Essentially, the study suggests more frequent logging or deforestation may better serve our planet and pocketbooks in high latitude areas where snowfall is common and timber productivity is low.
Such a scenario could involve a cap-and-trade style program or ecosystem services market, in which land owners are paid to maintain snow cover rather than produce timber or conserve forests.
Previous studies have put a price on many ecosystem services — or services that nature provides to humans that have both economic and biological value, such as drinking water and crop pollination — but the Dartmouth study is the first to do so for albedo, or the surface reflection of incoming solar energy.
The findings will be presented Dec. 12th at the American Geophysical Union’s annual fall meeting in San Francisco in the Global Environmental Change High Profile Topics session. A PDF of the study is attached.
Climate change mitigation projects, such as the Kyoto Protocol, encourage reforestation because growing forests take up carbon dioxide. But some studies suggest the cooling aspect of surface albedo could counterbalance the benefits of forest growth.
The Dartmouth researchers placed an economic value on timber through wood prices, as well as on albedo and carbon by using a sophisticated model of the climate and economy called an integrated-assessment model.

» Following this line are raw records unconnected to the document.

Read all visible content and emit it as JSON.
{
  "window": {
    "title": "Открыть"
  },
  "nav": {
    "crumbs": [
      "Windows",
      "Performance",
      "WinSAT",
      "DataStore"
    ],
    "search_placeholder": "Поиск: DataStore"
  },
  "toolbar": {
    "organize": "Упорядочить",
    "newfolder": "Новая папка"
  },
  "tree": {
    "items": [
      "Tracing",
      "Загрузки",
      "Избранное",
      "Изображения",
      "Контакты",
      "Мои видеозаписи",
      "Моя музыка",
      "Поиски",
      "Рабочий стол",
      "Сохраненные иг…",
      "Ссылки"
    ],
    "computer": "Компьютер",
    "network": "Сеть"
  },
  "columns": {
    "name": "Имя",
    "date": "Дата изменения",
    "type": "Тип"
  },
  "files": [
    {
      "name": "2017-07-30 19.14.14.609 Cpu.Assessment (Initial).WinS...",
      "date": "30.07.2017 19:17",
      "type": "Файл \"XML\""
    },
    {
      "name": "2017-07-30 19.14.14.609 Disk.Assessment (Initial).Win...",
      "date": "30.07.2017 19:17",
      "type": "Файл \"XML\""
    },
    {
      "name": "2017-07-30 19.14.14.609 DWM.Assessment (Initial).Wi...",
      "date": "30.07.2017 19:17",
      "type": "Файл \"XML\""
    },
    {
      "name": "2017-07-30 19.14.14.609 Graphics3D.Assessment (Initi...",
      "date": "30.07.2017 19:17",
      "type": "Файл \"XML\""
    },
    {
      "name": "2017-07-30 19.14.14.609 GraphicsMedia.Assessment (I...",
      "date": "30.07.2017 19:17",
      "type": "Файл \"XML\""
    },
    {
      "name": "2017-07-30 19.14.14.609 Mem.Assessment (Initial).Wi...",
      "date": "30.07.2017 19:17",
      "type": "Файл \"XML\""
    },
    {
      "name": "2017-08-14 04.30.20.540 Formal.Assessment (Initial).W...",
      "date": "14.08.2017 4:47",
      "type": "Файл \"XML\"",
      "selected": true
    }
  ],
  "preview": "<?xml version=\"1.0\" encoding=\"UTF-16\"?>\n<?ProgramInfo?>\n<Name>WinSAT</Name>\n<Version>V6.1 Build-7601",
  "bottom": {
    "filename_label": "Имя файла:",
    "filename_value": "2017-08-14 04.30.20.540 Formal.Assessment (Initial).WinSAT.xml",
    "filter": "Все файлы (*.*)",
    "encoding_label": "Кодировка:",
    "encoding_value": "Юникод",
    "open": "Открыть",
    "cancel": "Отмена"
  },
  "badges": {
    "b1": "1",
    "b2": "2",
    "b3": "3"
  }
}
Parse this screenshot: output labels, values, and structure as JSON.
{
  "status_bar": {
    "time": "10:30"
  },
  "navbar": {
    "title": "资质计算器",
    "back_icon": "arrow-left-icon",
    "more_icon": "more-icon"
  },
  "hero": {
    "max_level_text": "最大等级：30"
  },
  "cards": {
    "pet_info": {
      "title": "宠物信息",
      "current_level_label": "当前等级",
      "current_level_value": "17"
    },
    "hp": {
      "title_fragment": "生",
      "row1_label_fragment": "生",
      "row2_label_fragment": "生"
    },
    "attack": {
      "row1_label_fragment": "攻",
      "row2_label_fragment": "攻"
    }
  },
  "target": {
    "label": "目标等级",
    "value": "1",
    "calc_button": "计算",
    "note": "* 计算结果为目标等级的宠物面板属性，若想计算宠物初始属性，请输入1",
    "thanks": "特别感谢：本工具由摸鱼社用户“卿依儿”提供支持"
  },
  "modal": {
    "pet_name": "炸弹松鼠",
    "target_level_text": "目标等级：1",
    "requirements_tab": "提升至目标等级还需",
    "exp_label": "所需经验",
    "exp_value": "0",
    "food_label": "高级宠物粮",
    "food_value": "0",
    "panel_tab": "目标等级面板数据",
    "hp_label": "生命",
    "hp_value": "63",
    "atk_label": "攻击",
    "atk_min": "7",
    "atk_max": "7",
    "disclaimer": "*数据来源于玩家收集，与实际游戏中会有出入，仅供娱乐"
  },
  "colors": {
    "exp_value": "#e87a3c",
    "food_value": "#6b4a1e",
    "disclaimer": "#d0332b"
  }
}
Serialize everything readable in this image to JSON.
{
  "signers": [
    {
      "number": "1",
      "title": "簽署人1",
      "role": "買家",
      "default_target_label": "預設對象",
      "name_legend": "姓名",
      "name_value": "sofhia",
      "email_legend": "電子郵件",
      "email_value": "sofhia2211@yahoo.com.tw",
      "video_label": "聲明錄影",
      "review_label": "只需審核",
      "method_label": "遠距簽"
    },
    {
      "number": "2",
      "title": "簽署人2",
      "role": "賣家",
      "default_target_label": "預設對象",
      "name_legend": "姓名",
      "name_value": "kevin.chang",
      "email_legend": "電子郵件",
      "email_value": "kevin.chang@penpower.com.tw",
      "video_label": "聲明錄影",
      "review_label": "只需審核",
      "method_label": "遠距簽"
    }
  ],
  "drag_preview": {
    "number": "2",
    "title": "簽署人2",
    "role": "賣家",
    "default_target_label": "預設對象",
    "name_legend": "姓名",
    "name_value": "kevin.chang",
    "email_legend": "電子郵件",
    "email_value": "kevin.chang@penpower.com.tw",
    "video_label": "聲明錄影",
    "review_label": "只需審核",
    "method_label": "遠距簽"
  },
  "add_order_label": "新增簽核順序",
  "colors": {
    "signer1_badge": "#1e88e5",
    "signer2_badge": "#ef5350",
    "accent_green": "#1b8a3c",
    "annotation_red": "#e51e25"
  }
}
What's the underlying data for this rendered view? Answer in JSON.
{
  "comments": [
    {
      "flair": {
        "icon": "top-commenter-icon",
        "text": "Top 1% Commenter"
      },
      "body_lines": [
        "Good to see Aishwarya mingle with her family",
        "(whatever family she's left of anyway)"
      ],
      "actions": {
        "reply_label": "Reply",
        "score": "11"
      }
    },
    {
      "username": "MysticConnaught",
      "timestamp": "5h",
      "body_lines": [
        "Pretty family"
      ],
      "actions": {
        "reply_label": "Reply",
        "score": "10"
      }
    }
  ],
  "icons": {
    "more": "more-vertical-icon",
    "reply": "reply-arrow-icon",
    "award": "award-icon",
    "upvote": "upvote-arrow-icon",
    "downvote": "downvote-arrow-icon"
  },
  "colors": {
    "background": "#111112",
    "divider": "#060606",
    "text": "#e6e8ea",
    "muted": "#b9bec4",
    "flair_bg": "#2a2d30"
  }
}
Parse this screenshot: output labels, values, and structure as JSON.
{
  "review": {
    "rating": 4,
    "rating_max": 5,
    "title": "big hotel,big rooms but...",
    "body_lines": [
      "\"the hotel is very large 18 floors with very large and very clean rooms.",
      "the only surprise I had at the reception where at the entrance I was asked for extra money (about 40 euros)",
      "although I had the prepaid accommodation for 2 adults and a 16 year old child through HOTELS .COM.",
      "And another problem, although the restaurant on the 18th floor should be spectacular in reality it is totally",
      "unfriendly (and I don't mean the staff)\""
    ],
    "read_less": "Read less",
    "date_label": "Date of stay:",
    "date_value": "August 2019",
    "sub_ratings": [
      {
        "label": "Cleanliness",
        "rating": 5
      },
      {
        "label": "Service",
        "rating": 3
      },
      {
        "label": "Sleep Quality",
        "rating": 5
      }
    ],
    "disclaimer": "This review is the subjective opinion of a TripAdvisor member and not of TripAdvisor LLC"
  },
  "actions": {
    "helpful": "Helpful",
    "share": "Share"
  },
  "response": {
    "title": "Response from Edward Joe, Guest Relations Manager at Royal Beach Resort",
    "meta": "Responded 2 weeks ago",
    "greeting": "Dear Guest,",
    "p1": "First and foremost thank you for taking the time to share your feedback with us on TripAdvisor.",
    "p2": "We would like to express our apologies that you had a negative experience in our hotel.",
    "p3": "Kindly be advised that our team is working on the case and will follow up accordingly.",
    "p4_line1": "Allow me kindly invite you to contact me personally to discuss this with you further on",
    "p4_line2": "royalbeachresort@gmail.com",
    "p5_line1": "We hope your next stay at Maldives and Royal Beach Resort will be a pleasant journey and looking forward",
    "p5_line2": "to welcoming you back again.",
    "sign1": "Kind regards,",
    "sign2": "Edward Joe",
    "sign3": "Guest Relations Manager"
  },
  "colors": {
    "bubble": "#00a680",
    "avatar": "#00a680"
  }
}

They then examined the potential impact of these values on hardwood and softwood forest rotations in the White Mountain National Forest in New Hampshire. A rotation period begins when new trees are planted and ends when most of the trees are harvested.
Their results suggest that including the value of albedo can shorten optimal forest rotation periods significantly compared to scenarios where only timber and carbon are considered. For instance, in spruce and fir stands, very short rotation periods of 25 years become economically optimal when albedo is considered. The researchers attributed this to the low timber productivity and substantial snowfall in the White Mountain National Forest.